Just days after the collapse of a building on a Brighton Beach construction site, the New York Daily News reports that the condominium project’s architects have had trouble with the Building Department in the past.

On the afternoon of Tuesday, November 4, a building under construction at 2929 Brighton Fifth St. in the Brighton Beach area of Brooklyn collapsed, trapping construction workers in the rubble. The Fire Department responded and rescued five men, one who declined medical treatment, three who suffered serious injuries and one worker, identified as 54-year-old Ivan Lendel, who later died from his injuries.

Officials blamed the building collapse on the improper pouring of concrete in the five-story building’s floors and that a builder should pour the concrete from the ground up. SP&K Construction, the company working the site, instead started on the top floor.
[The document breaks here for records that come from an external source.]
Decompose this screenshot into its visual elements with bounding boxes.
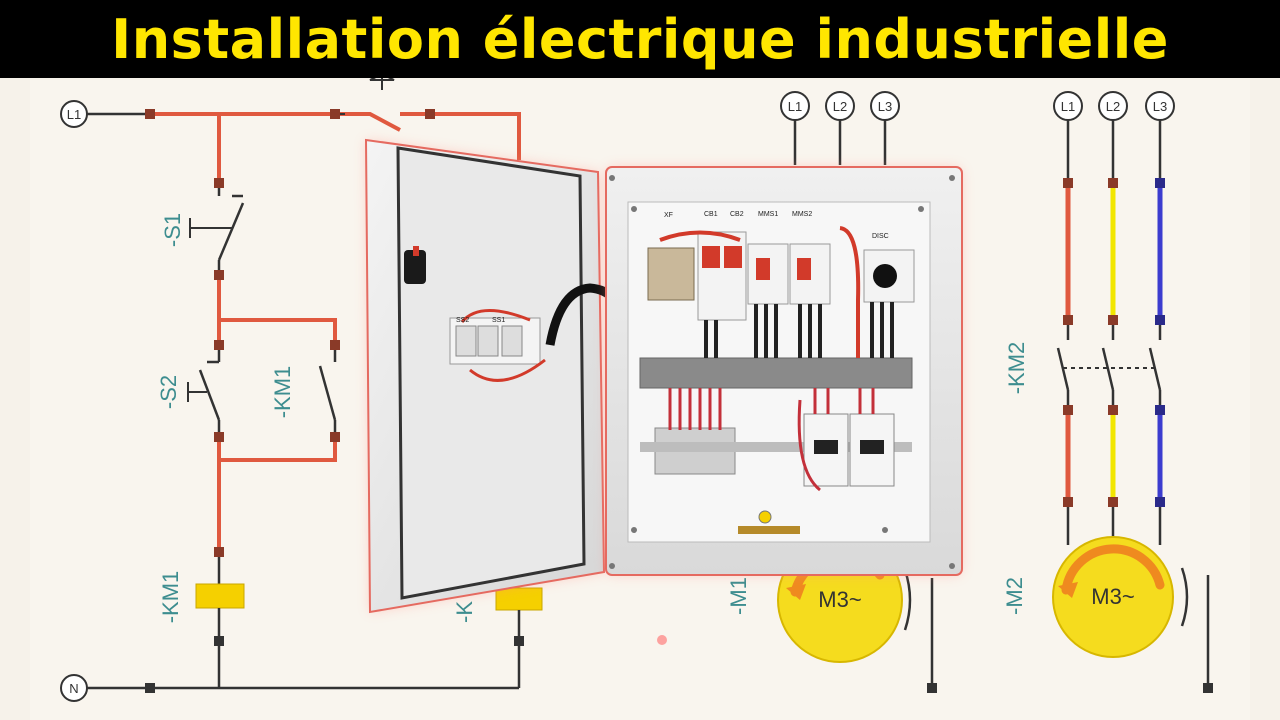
motor2-circuit: L1 L2 L3 -KM2 xyxy=(1002,91,1213,693)
switch-s1-label: -S1 xyxy=(160,213,185,247)
door-handle-latch xyxy=(413,246,419,256)
earth-symbol-icon xyxy=(758,510,772,524)
page-title: Installation électrique industrielle xyxy=(111,7,1169,71)
label-xf: XF xyxy=(664,212,673,219)
ground-icon xyxy=(369,78,395,90)
km2-coil xyxy=(495,587,543,611)
door-label-ss2: SS2 xyxy=(456,317,469,324)
decor-dot xyxy=(657,635,667,645)
motor2-leads-lower xyxy=(1066,507,1162,545)
breaker-wires xyxy=(704,302,894,358)
motor2-phase-l2: L2 xyxy=(1106,99,1120,114)
l1-phase-label: L1 xyxy=(67,107,81,122)
control-terminals xyxy=(145,109,524,693)
motor2-terminals xyxy=(1063,178,1165,507)
control-circuit: L1 -S1 -S2 -KM1 xyxy=(60,78,543,702)
motor1-terminal xyxy=(927,683,937,693)
km1-aux-label: -KM1 xyxy=(270,366,295,419)
circuit-breakers xyxy=(697,231,831,321)
motor2-leads-dark xyxy=(1066,120,1162,183)
switch-s2-label: -S2 xyxy=(156,375,181,409)
panel-screws xyxy=(609,175,955,569)
km1-coil-label: -KM1 xyxy=(158,571,183,624)
door-selector-switches xyxy=(449,309,546,382)
neutral-label: N xyxy=(69,681,78,696)
label-mms2: MMS2 xyxy=(792,211,812,218)
motor2-phase-l1: L1 xyxy=(1061,99,1075,114)
motor1-phase-wires xyxy=(793,120,887,165)
transformer-xf xyxy=(647,247,695,301)
motor1-phase-l1: L1 xyxy=(788,99,802,114)
label-mms1: MMS1 xyxy=(758,211,778,218)
motor2-arrow-head xyxy=(1058,582,1078,598)
coil2-label: -K xyxy=(452,601,477,623)
door-handle-icon xyxy=(404,250,426,284)
wiring-duct xyxy=(639,357,913,389)
earth-bar xyxy=(738,526,800,534)
contactor-wires xyxy=(797,388,875,492)
motor1-phase-l3: L3 xyxy=(878,99,892,114)
label-cb2: CB2 xyxy=(730,211,744,218)
label-disc: DISC xyxy=(872,233,889,240)
motor2-rotation-arrow xyxy=(1061,544,1165,595)
contactors xyxy=(803,413,895,487)
electrical-panel: SS2 SS1 XF CB1 CB2 MMS1 MMS2 xyxy=(364,138,963,614)
motor1-text: M3~ xyxy=(818,587,861,612)
disconnect-knob xyxy=(873,264,897,288)
label-cb1: CB1 xyxy=(704,211,718,218)
red-wiring xyxy=(659,226,861,358)
terminal-wires xyxy=(668,388,722,430)
wiring-diagram: L1 -S1 -S2 -KM1 xyxy=(30,78,1250,720)
title-bar: Installation électrique industrielle xyxy=(0,0,1280,78)
motor1-phase-l2: L2 xyxy=(833,99,847,114)
switch-s2 xyxy=(187,345,221,437)
motor2-phase-symbols xyxy=(1053,91,1175,121)
seal-in-branch-wire xyxy=(219,318,337,462)
panel-door-inner xyxy=(396,146,586,600)
motor2-label: -M2 xyxy=(1002,577,1027,615)
motor1-label: -M1 xyxy=(726,577,751,615)
motor1-arrow-head xyxy=(786,584,806,600)
motor2-terminal xyxy=(1203,683,1213,693)
km2-label: -KM2 xyxy=(1004,342,1029,395)
motor2-text: M3~ xyxy=(1091,584,1134,609)
door-label-ss1: SS1 xyxy=(492,317,505,324)
din-rail xyxy=(640,442,912,452)
motor2-phase-l3: L3 xyxy=(1153,99,1167,114)
control-top-wire xyxy=(150,112,401,132)
km1-coil xyxy=(195,583,245,609)
motor2-icon xyxy=(1052,536,1174,658)
coil2-top-wire xyxy=(400,112,521,160)
motor2-shaft xyxy=(1180,567,1189,627)
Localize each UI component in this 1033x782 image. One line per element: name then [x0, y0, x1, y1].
“We were able to determine that they were placing the concrete in the wrong sequence, and we believe that that is a major contributor to this collapse,” Department of Buildings Commissioner Robert D. LiMandri told The Wall Street Journal. “What we believe happened today was that they started from the top and worked their way down.”

However, Oleksandr Kushch, an employee of SP&K Construction who was on the fourth floor at the time of the collapse, told the New York Daily News that in the nine years he has been working they have always poured concrete from the top floors downward.

The building permit for the project lists Douglas Pulaski of Bricolage Designs as the applicant. Pulaski and Henry Radusky are principal architects at Bricolage Architecture & Design, LLC.

According NYDailynews.com, both Pulaski and Radusky surrendered their self-certification, a license that allows them to certify that their own construction complies with building codes, Pulaski in 2009 and Radusky in 2002. Whether or not they regained those licenses is unknown.

“They have been known by the Buildings Department for many years to operate on the fringe,” Assemblyman James Brennan (D-Park Slope) told the New York Daily News.

The Buildings Department issued nine violations to SP&K Construction so far, reports NBC New York.